Digital Shelf Portfolio Maintenance
4 minute read
The importance of full category coverage
Measuring private label impact
Many brands only have a partial understanding of online category structure, purely because data coverage is limited, and the process of upkeep is outdated, and let’s face it, pretty toilsome.
The problem arises in that older models of digital shelf analytics do not own this challenge well, in the sense that SKU lists are definitive, often capped to a limit, costly to increase, and rely heavily on the brand to maintain. When you consider the growth in e-commerce, depth of competition, disruption of challenger brands, changing consumers and changing trends, in a world being driven by omnichannel consumption, it makes it fairly implausible for e-commerce teams to manually oversee portfolios.
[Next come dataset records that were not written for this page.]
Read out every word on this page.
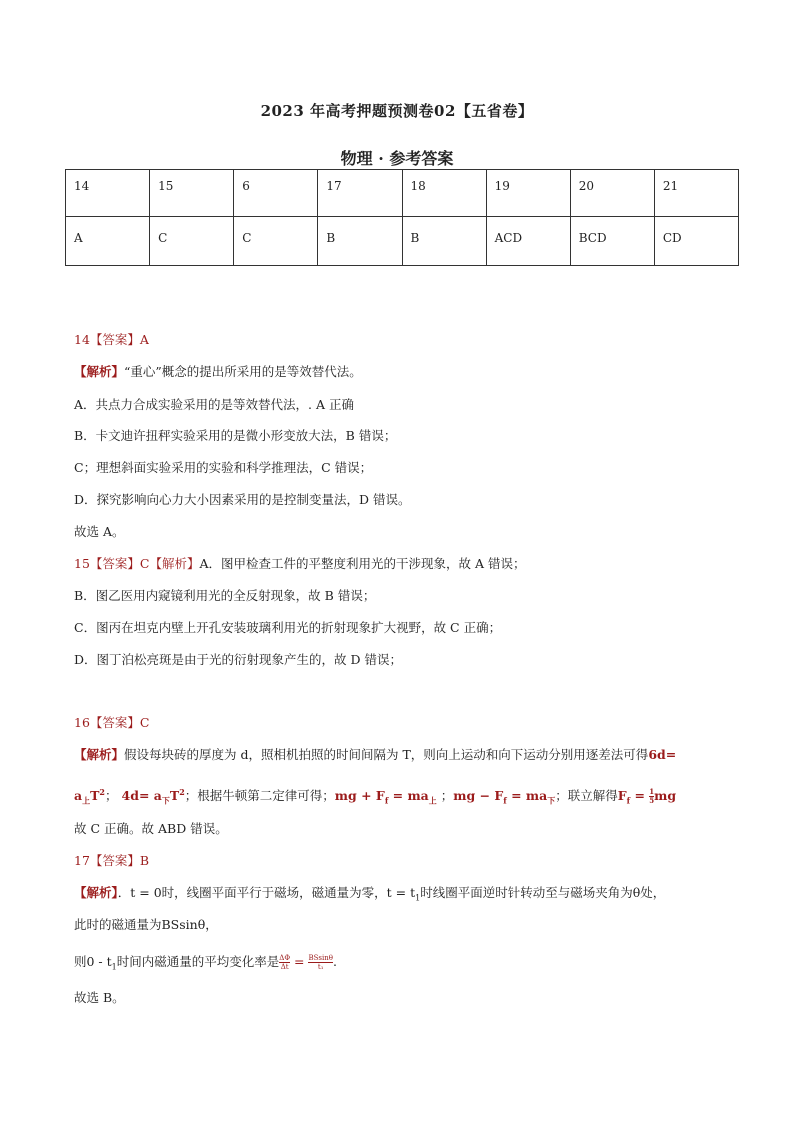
2023 年高考押题预测卷02【五省卷】
物理 · 参考答案
14	15	6	17	18	19	20	21
A	C	C	B	B	ACD	BCD	CD
14【答案】A
【解析】“重心”概念的提出所采用的是等效替代法。
A．共点力合成实验采用的是等效替代法，. A 正确
B．卡文迪许扭秤实验采用的是微小形变放大法，B 错误；
C；理想斜面实验采用的实验和科学推理法，C 错误；
D．探究影响向心力大小因素采用的是控制变量法，D 错误。
故选 A。
15【答案】C【解析】A．图甲检查工件的平整度利用光的干涉现象，故 A 错误；
B．图乙医用内窥镜利用光的全反射现象，故 B 错误；
C．图丙在坦克内壁上开孔安装玻璃利用光的折射现象扩大视野，故 C 正确；
D．图丁泊松亮斑是由于光的衍射现象产生的，故 D 错误；
16【答案】C
【解析】假设每块砖的厚度为 d，照相机拍照的时间间隔为 T，则向上运动和向下运动分别用逐差法可得6d=
$a_上T^2$； $4d= a_下T^2$；根据牛顿第二定律可得；mg + $F_f = ma_上$ ；mg − $F_f = ma_下$；联立解得$F_f = \frac{1}{5}$ mg
故 C 正确。故 ABD 错误。
17【答案】B
【解析】．t = 0时，线圈平面平行于磁场，磁通量为零，$t = t_1$时线圈平面逆时针转动至与磁场夹角为θ处，
此时的磁通量为BSsinθ，
则$0 - t_1$时间内磁通量的平均变化率是 $\frac{\Delta\Phi}{\Delta t} = \frac{BSsin\theta}{\text{t₁}}$ .
故选 B。
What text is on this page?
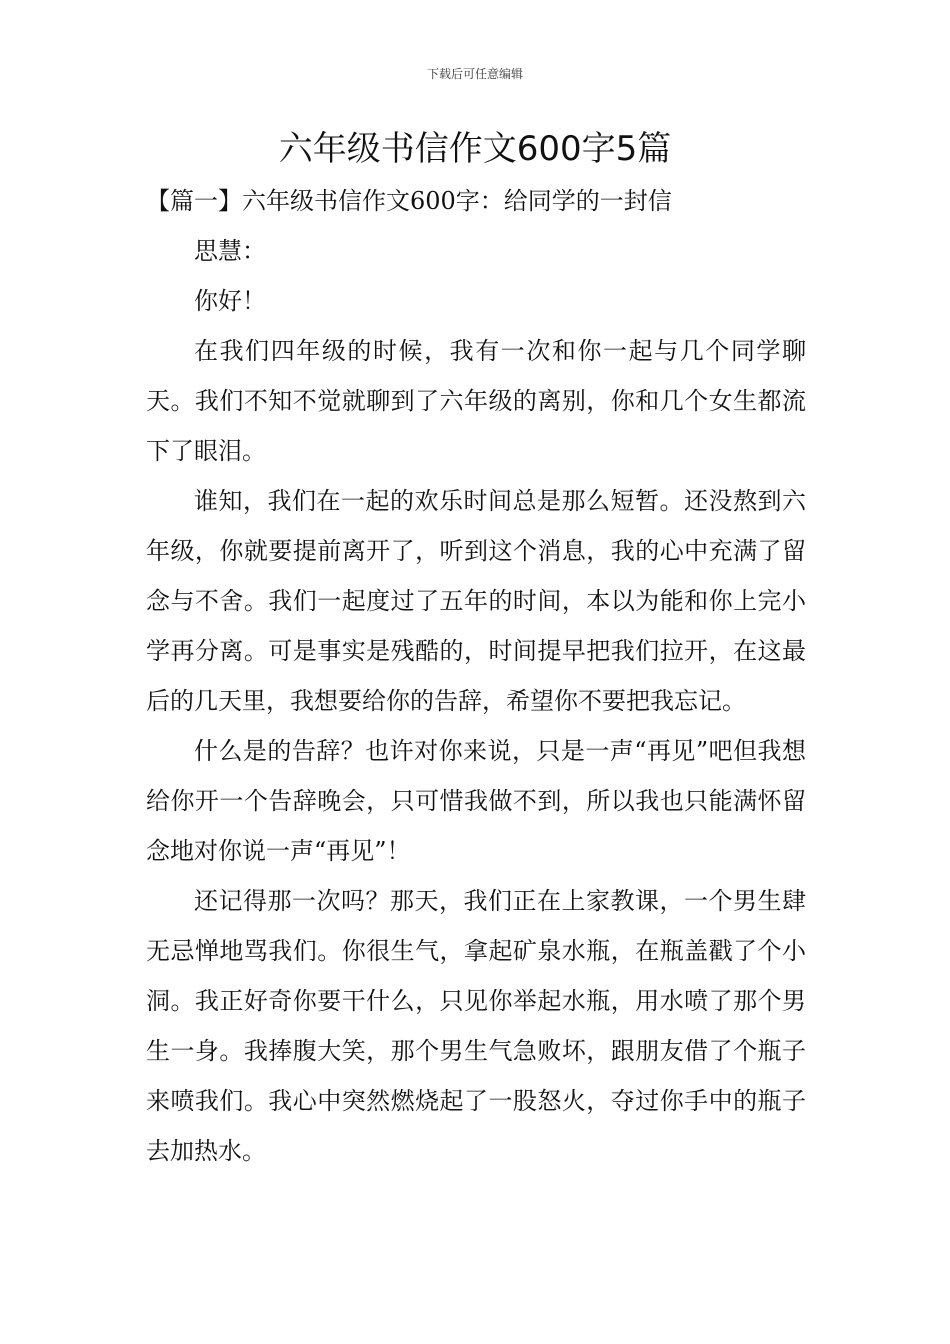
下载后可任意编辑
六年级书信作文600字5篇

【篇一】六年级书信作文600字：给同学的一封信

思慧：

你好！

在我们四年级的时候，我有一次和你一起与几个同学聊天。我们不知不觉就聊到了六年级的离别，你和几个女生都流下了眼泪。

谁知，我们在一起的欢乐时间总是那么短暂。还没熬到六年级，你就要提前离开了，听到这个消息，我的心中充满了留念与不舍。我们一起度过了五年的时间，本以为能和你上完小学再分离。可是事实是残酷的，时间提早把我们拉开，在这最后的几天里，我想要给你的告辞，希望你不要把我忘记。

什么是的告辞？也许对你来说，只是一声“再见”吧但我想给你开一个告辞晚会，只可惜我做不到，所以我也只能满怀留念地对你说一声“再见”！

还记得那一次吗？那天，我们正在上家教课，一个男生肆无忌惮地骂我们。你很生气，拿起矿泉水瓶，在瓶盖戳了个小洞。我正好奇你要干什么，只见你举起水瓶，用水喷了那个男生一身。我捧腹大笑，那个男生气急败坏，跟朋友借了个瓶子来喷我们。我心中突然燃烧起了一股怒火，夺过你手中的瓶子去加热水。
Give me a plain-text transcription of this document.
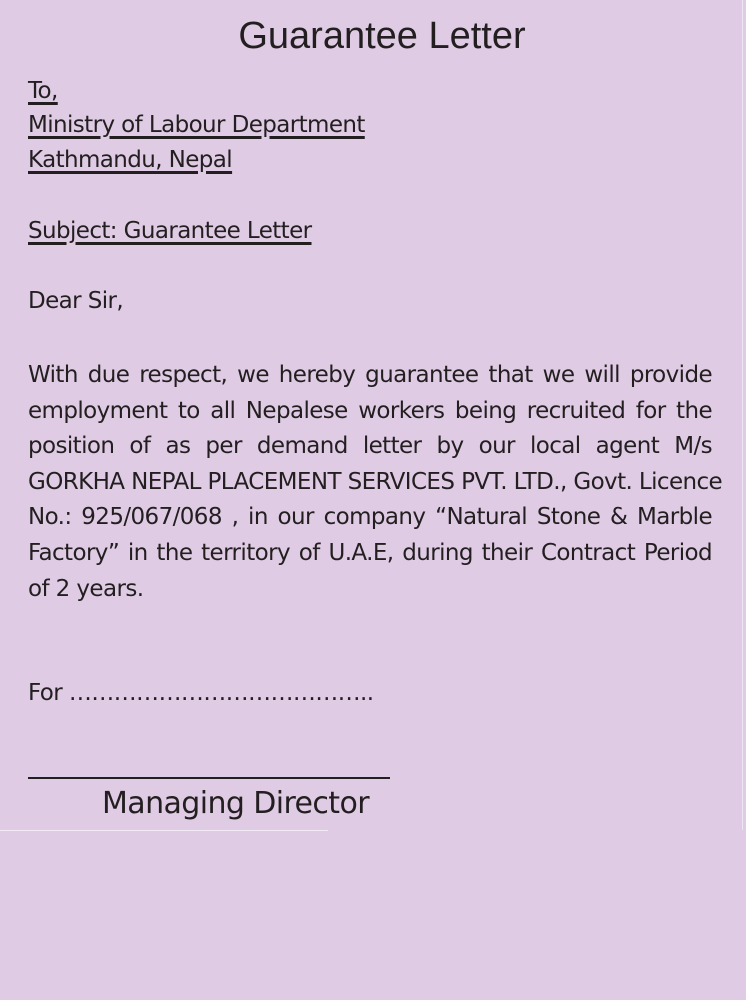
Guarantee Letter
To,
Ministry of Labour Department
Kathmandu, Nepal
Subject: Guarantee Letter
Dear Sir,
With due respect, we hereby guarantee that we will provide
employment to all Nepalese workers being recruited for the
position of as per demand letter by our local agent M/s
GORKHA NEPAL PLACEMENT SERVICES PVT. LTD., Govt. Licence
No.: 925/067/068 , in our company “Natural Stone & Marble
Factory” in the territory of U.A.E, during their Contract Period
of 2 years.
For …………………………………..
Managing Director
In an omnichannel assortment, local and regional consumption should also be considered; the top 3 products at Walmart New Brunswick may be completely different to the top 3 products at a Walmart in Pittsburgh. In fact, the entire assortments will be different in terms of size and products. Therefore, it’s important to keep track of all the players to ensure your portfolio remains accurate and your representation of the shelf responds to the dynamics of each retailer.
For example, the difference in the number of products between the largest and smallest assortments at Tesco stores in the Haircare category during the pandemic was 902, while the average store had 781. This type of granular and comprehensive overview is key for distinguishing where you really stand, and remaining alert to wider market trends.
When it comes to having a ‘complete view’, look also at the impact of private label.
83% of grocers said they plan to moderately or significantly increase their investments in private brands, setting bold targets for sales share growth at an average dollar share gain of 24% over the next two years
We’re already seeing CPGs battling for less and less spots, and that’s with a current 60% e-commerce penetration of private brands. In December 2022, sales of UK supermarkets own label products rose by 13.3% compared to the year prior. Meanwhile, sales of branded goods increased by only 4.7%.
What’s more, supermarkets are adjusting online search functions to prioritize their own offerings. In the insights attached, we see how private label share of search increased between June and September at Asda (averaged across 600+ stores – true measure of search!). In September alone, the number of shoppers buying at least one Just Essentials product from Asda increased from 33% to almost two-thirds.This falls in line with FMI’s findings; 80% of retailers mentioned search prioritization as an important lever for e-commerce improvement.
We shouldn’t expect retailers to simply just give their own brands more prominent placements. Grocers are likely to take all the necessary steps to ensure shoppers keep coming back for more, including by adopting strategies to hold onto the higher shares when the economy improves.
Some examples:
In summary, a clear message to CPGs; full category coverage is critical as supermarkets lay out their tactics to double down on profitability and seek to grab substantially more of the grocery business.
Assortments will contract and expand more readily as strategies change, channels/platforms develop, and competition becomes more fierce.
Brands need automation and new tech capacity to make accessing a complete dataset, timely, accurate and hassle free. Above all, exists the need to future proof capability amidst a more disruptive and dynamic landscape.